(Upon further-further thought, is it something like the following internal dialogue? “I care about people close to me. I also care about the fate of mankind. I know that the fate of mankind as a whole is far more important than the fate of the people close to me. Since I value internal consistency, in order for my caring-mechanism to be consistent, my care for the fate of mankind must be proportional to my care for the people close to me. Since my caring mechanism is incapable of actually computing such a proportionality, the next best thing is to be consciously aware of how much it should care if it were able, and act accordingly.”)

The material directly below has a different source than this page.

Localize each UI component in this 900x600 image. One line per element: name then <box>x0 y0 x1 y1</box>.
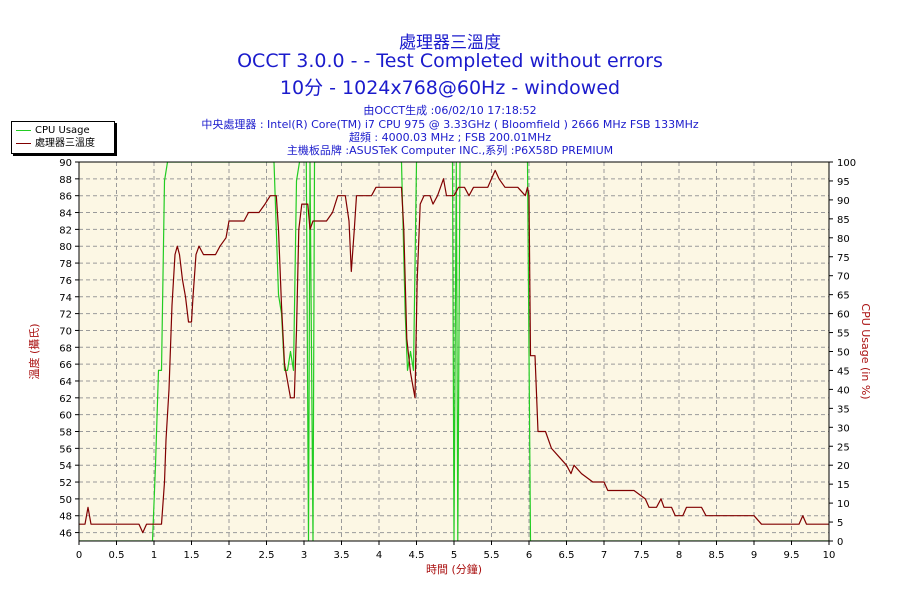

I care about self-consistency, but being self-consistent is something that must happen naturally; I can’t self-consistently say “This feeling is self-inconsistent, therefore I will change this feeling to be self-consistent”
I actually think that your internal dialogue was a pretty accurate representation of what I was failing to say. And as for self consistency having to be natural, I agree, but if you’re aware that you’re being inconsistent, you can still alter your actions to try and correct for that fact.
I care about self-consistency, but being self-consistent is something that must happen naturally; I can’t self-consistently say “This feeling is self-inconsistent, therefore I will change this feeling to be self-consistent”
… Oh.
Hm. In that case, I think I’m still missing something fundamental.
I care about self-consistency because an inconsistent self is very strong evidence that I’m doing something wrong.
It’s not very likely that if I take the minimum steps to make the evidence of the error go away, I will make the error go away.
The general case of “find a self-inconsistency, make the minimum change to remove it” is not error-correcting.
I actually think that your internal dialogue was a pretty accurate representation of what I was failing to say. And as for self consistency having to be natural, I agree, but if you’re aware that you’re being inconsistent, you can still alter your actions to try and correct for that fact.